The above was for network disk type - seems similar to the output seen for disks for gluster fuse mount

Comment 12 Shir Fishbain 2018-10-15 13:40:19 UTC
Verified
file=/rhev/datacenter/mnt/glusterSD/gluster01.scl.lab.tlv.redhat.com:_storage__local__ge11__volume__0/2ad4743c-7ef3-4797-942f-8b6ac75f8d6c/images/7a3b5fae-56ee-4069-b77f-9f46795cc59a/29230098-79b0-4f39-b7f7-97946462f11e,format=qcow2,if=none,id=drive-ua-7a3b5fae-56ee-4069-b77f-9f46795cc59a,serial=7a3b5fae-56ee-4069-b77f-9f46795cc59a,werror=stop,rerror=stop,cache=none,aio=native

Comment 13 SATHEESARAN 2018-10-18 18:31:41 UTC
Why is this bug still in MODIFIED state, but the fix is already available and verified ?

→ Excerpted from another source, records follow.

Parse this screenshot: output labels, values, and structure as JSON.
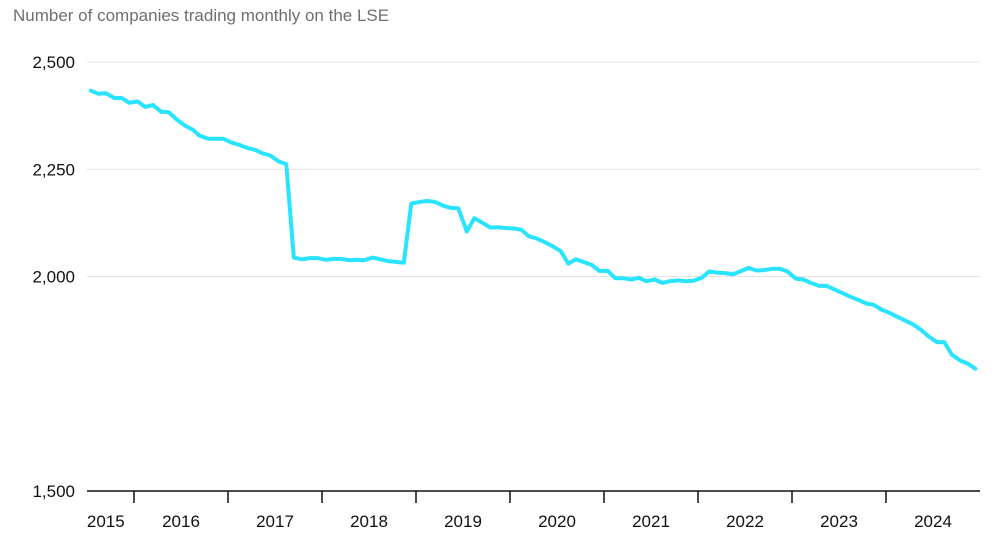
{
  "chart_data": {
    "type": "line",
    "title": "Number of companies trading monthly on the LSE",
    "xlabel": "",
    "ylabel": "",
    "ylim": [
      1500,
      2500
    ],
    "yticks": [
      {
        "value": 1500,
        "label": "1,500"
      },
      {
        "value": 2000,
        "label": "2,000"
      },
      {
        "value": 2250,
        "label": "2,250"
      },
      {
        "value": 2500,
        "label": "2,500"
      }
    ],
    "xlim": [
      2015.0,
      2024.5
    ],
    "xtick_positions": [
      2015.5,
      2016.5,
      2017.5,
      2018.5,
      2019.5,
      2020.5,
      2021.5,
      2022.5,
      2023.5
    ],
    "xticks": [
      {
        "value": 2015.2,
        "label": "2015"
      },
      {
        "value": 2016.0,
        "label": "2016"
      },
      {
        "value": 2017.0,
        "label": "2017"
      },
      {
        "value": 2018.0,
        "label": "2018"
      },
      {
        "value": 2019.0,
        "label": "2019"
      },
      {
        "value": 2020.0,
        "label": "2020"
      },
      {
        "value": 2021.0,
        "label": "2021"
      },
      {
        "value": 2022.0,
        "label": "2022"
      },
      {
        "value": 2023.0,
        "label": "2023"
      },
      {
        "value": 2024.0,
        "label": "2024"
      }
    ],
    "grid": true,
    "line_color": "#29e3ff",
    "series": [
      {
        "x": [
          2015.04,
          2015.12,
          2015.2,
          2015.29,
          2015.37,
          2015.45,
          2015.54,
          2015.62,
          2015.7,
          2015.79,
          2015.87,
          2015.95,
          2016.04,
          2016.12,
          2016.2,
          2016.29,
          2016.37,
          2016.45,
          2016.54,
          2016.62,
          2016.7,
          2016.79,
          2016.87,
          2016.95,
          2017.04,
          2017.12,
          2017.2,
          2017.29,
          2017.37,
          2017.45,
          2017.54,
          2017.62,
          2017.7,
          2017.79,
          2017.87,
          2017.95,
          2018.04,
          2018.12,
          2018.2,
          2018.29,
          2018.37,
          2018.45,
          2018.54,
          2018.62,
          2018.7,
          2018.79,
          2018.87,
          2018.95,
          2019.04,
          2019.12,
          2019.2,
          2019.29,
          2019.37,
          2019.45,
          2019.54,
          2019.62,
          2019.7,
          2019.79,
          2019.87,
          2019.95,
          2020.04,
          2020.12,
          2020.2,
          2020.29,
          2020.37,
          2020.45,
          2020.54,
          2020.62,
          2020.7,
          2020.79,
          2020.87,
          2020.95,
          2021.04,
          2021.12,
          2021.2,
          2021.29,
          2021.37,
          2021.45,
          2021.54,
          2021.62,
          2021.7,
          2021.79,
          2021.87,
          2021.95,
          2022.04,
          2022.12,
          2022.2,
          2022.29,
          2022.37,
          2022.45,
          2022.54,
          2022.62,
          2022.7,
          2022.79,
          2022.87,
          2022.95,
          2023.04,
          2023.12,
          2023.2,
          2023.29,
          2023.37,
          2023.45,
          2023.54,
          2023.62,
          2023.7,
          2023.79,
          2023.87,
          2023.95,
          2024.04,
          2024.12,
          2024.2,
          2024.29,
          2024.37,
          2024.45
        ],
        "values": [
          2433,
          2426,
          2427,
          2416,
          2416,
          2405,
          2408,
          2395,
          2400,
          2384,
          2383,
          2367,
          2352,
          2343,
          2328,
          2321,
          2321,
          2321,
          2312,
          2307,
          2300,
          2295,
          2287,
          2282,
          2268,
          2262,
          2044,
          2040,
          2043,
          2043,
          2039,
          2041,
          2041,
          2038,
          2039,
          2038,
          2044,
          2040,
          2036,
          2034,
          2032,
          2170,
          2174,
          2176,
          2174,
          2165,
          2160,
          2159,
          2105,
          2136,
          2126,
          2114,
          2115,
          2113,
          2112,
          2109,
          2094,
          2088,
          2080,
          2071,
          2059,
          2030,
          2040,
          2033,
          2027,
          2013,
          2013,
          1996,
          1996,
          1993,
          1997,
          1989,
          1993,
          1985,
          1989,
          1991,
          1989,
          1990,
          1997,
          2012,
          2009,
          2008,
          2005,
          2012,
          2020,
          2014,
          2015,
          2018,
          2018,
          2012,
          1995,
          1993,
          1985,
          1978,
          1978,
          1970,
          1961,
          1953,
          1946,
          1937,
          1934,
          1923,
          1915,
          1906,
          1898,
          1888,
          1876,
          1861,
          1847,
          1847,
          1818,
          1804,
          1797,
          1785
        ]
      }
    ]
  }
}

Comment 14 Elad 2018-10-18 18:54:46 UTC
Should have been moved to VERIFIED by a script (since it has 'verified_upstream' in the QA whiteboard).

Comment 15 Sandro Bonazzola 2018-11-02 14:35:52 UTC
This bugzilla is included in oVirt 4.2.7 release, published on November 2nd 2018.

Since the problem described in this bug report should be
resolved in oVirt 4.2.7 release, it has been closed with a resolution of CURRENT RELEASE.

If the solution does not work for you, please open a new bug report.